Für manche in der Union war ich nie eine richtige Parteizugehörige – wahrscheinlich auch nicht genug Parteisoldat. Ich habe Schwierigkeiten, das gebe ich zu, mit so einem unmittelbaren Gehorsam. Da hatten meine Eltern schon Schwierigkeiten. Wenn ich mir etwas in den Kopf gesetzt hatte – das kriegte man nicht so schnell da wieder raus. Es gab damals eine Hauptunterstützung von den reformerischen Kräften. An der Spitze Heiner Geißler. Heiner Geißler war ein Kämpfer, der auch manchmal über seine Grenzen ging, auch in der Verletzung anderer Menschen. Später hat er sich dann immer wieder entschuldigt.

Aber es gab in der Union doch auch genug meinungsstarke Kritiker Ihrer Position.

Ja, aber Herbert Czaja und einige der Hauptmatadore der Vertriebenenverbände haben im Laufe der Zeit auch gelernt. Wir haben einerseits die „große Zeit“ der Vertriebenenverbände vor Augen, die die deutsche Politik sehr beeinflusst haben, auch wegen ihrer Wählerstimmen – mit denen man sich gutstellen musste. Wir haben aber auch die heutige Zeit vor Augen, in denen viele Akteure aus den Vertriebenenverbänden ganz wesentlich zur Verständigung in Europa beitragen. Dort, wo heute die Vertriebenen wieder in ihr altes Heimatland kommen und die heute dort Lebenden sie bitten: „Kommt doch mal rauf und wir trinken eine Tasse Kaffee zusammen!“, da erleben wir heute, dass gerade eine Region wie Oberschlesien die Region der Verständigung ist – inmitten des von der PiS dominierten Polen. Ähnliches gilt für Danzig. Umso schlimmer sind die Reparationsforderungen aus Warschau, die keiner mehr bezahlen kann..

Lassen Sie uns gerne später auf diesen Punkt zurückkommen – hier aber noch kurz in der Retrospektive verweilen! Wie entwickelten sich in den sogenannten Wendejahren Ihre persönlichen Beziehungen nach Polen?

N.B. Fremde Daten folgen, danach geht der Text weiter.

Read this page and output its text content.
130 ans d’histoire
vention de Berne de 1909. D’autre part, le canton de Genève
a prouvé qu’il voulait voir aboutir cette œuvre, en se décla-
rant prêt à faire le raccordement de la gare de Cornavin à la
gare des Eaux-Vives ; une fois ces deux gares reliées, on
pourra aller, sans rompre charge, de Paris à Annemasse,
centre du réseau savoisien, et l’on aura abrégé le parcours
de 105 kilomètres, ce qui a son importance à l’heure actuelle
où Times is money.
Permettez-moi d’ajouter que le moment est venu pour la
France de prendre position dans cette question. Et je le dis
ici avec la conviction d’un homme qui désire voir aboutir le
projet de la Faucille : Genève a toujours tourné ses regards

Ich habe in der Geschichte ja viel erfahren, von den furchtbaren Dingen, die im Zweiten Weltkrieg und danach auch passiert sind. Nach Polen war ich noch nicht gekommen, aber wir hatten wenigstens Informationen aus zweiter Hand. Polen hat sich für mich eigentlich erst ab den frühen 1980er Jahren eröffnet und eine führende Persönlichkeit war Władysław Bartoszewski, ein Widerständler und ein wunderbarer Mensch. Auch wenn er, wie ich jetzt im Augenblick, nicht aufhören konnte zu reden. Aber durch ihn habe ich viel über Polen verstanden. Vorher habe ich studiert, dies sicherlich auch engagiert – aber ich habe noch nicht viel verstanden. Gewusst habe ich eine Menge, aber das ist weniger als Verstehen.

Wann sind sie ihm, Bartoszewski, das erste Mal begegnet?

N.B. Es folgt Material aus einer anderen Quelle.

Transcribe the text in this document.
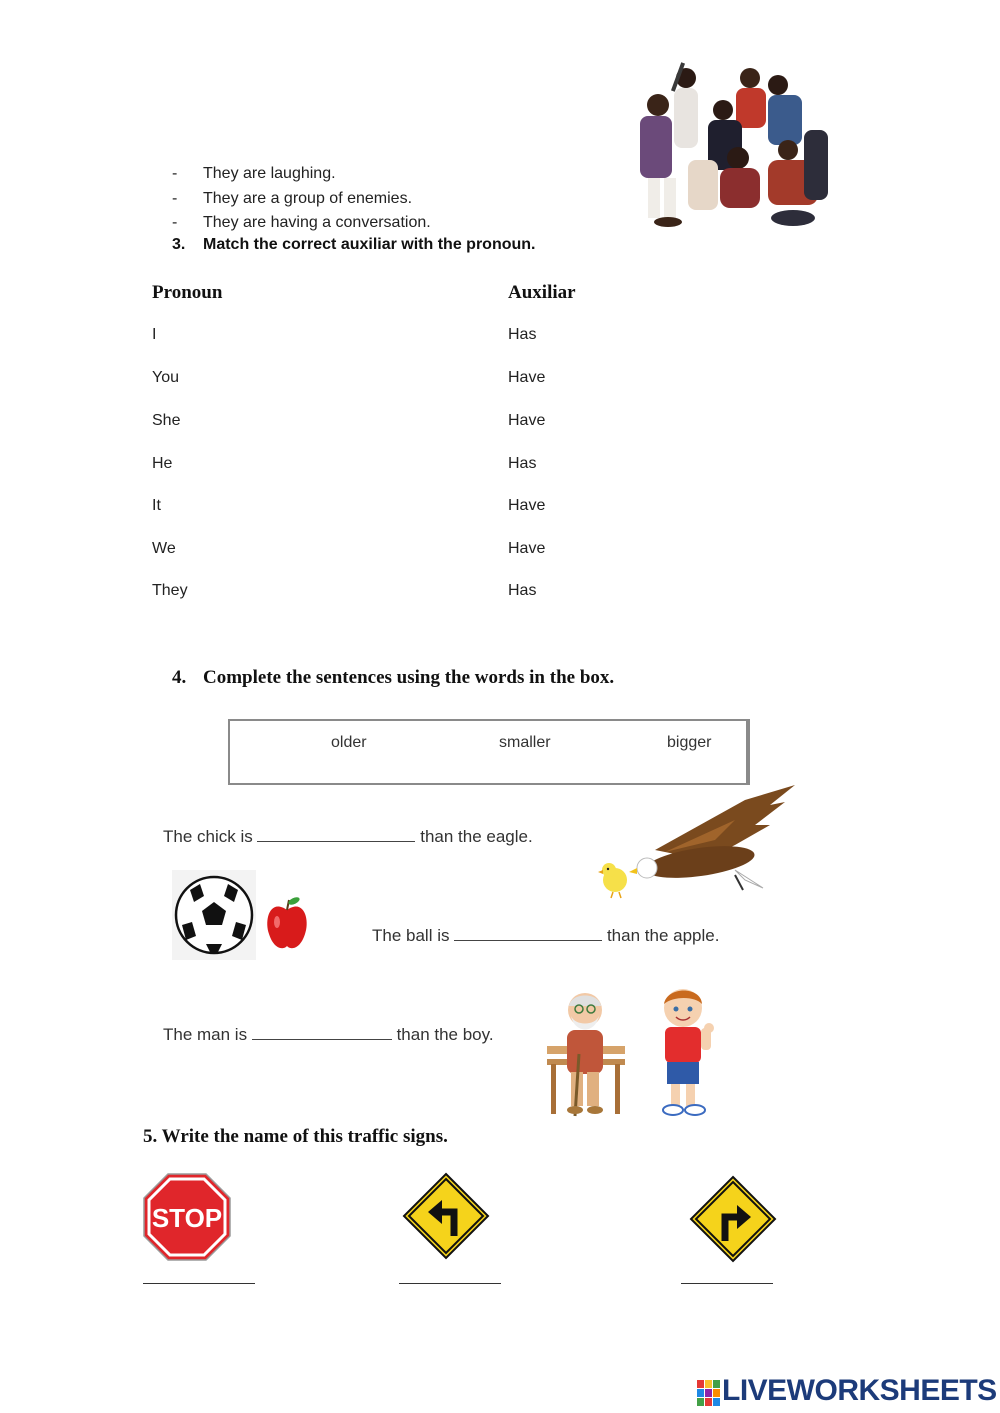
- They are laughing.
- They are a group of enemies.
- They are having a conversation.
3. Match the correct auxiliar with the pronoun.
Pronoun	Auxiliar
I	Has
You	Have
She	Have
He	Has
It	Have
We	Have
They	Has
4. Complete the sentences using the words in the box.
older	smaller	bigger
The chick is	than the eagle.
The ball is	than the apple.
The man is	than the boy.
5. Write the name of this traffic signs.
STOP
LIVEWORKSHEETS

Ich bin ihm das erste Mal 1985 begegnet. Aber da war er mir natürlich bereits bekannt: Er gehört zu den Personen, die schon vorher die Kontakte hergestellt haben, gerade über den religiösen Austausch; denn natürlich hatte ich die Diskussion um die neue Ostpolitik, in welcher der „Botschaft der polnischen Bischöfe an ihre deutschen Amtsbrüder zur Versöhnung“ von 1965 eine große Bedeutung zukam, intensiv verfolgt – und in dieser Zeit war Bartoszewski bereits im von den Kirchen betriebenen Dialog engagiert. Eine zentrale Rolle kam damals den jungen Menschen von Aktion Sühnezeihen zu, die jüdische Opfer pflegten (es gab ja noch keinen Ausgleich und keine Versorgung für sie). Über diese kirchlichen Kontakte bekam er Reiserecht nach Deutschland und hat seitdem die Verständigung wirklich auch in unserem Land betrieben.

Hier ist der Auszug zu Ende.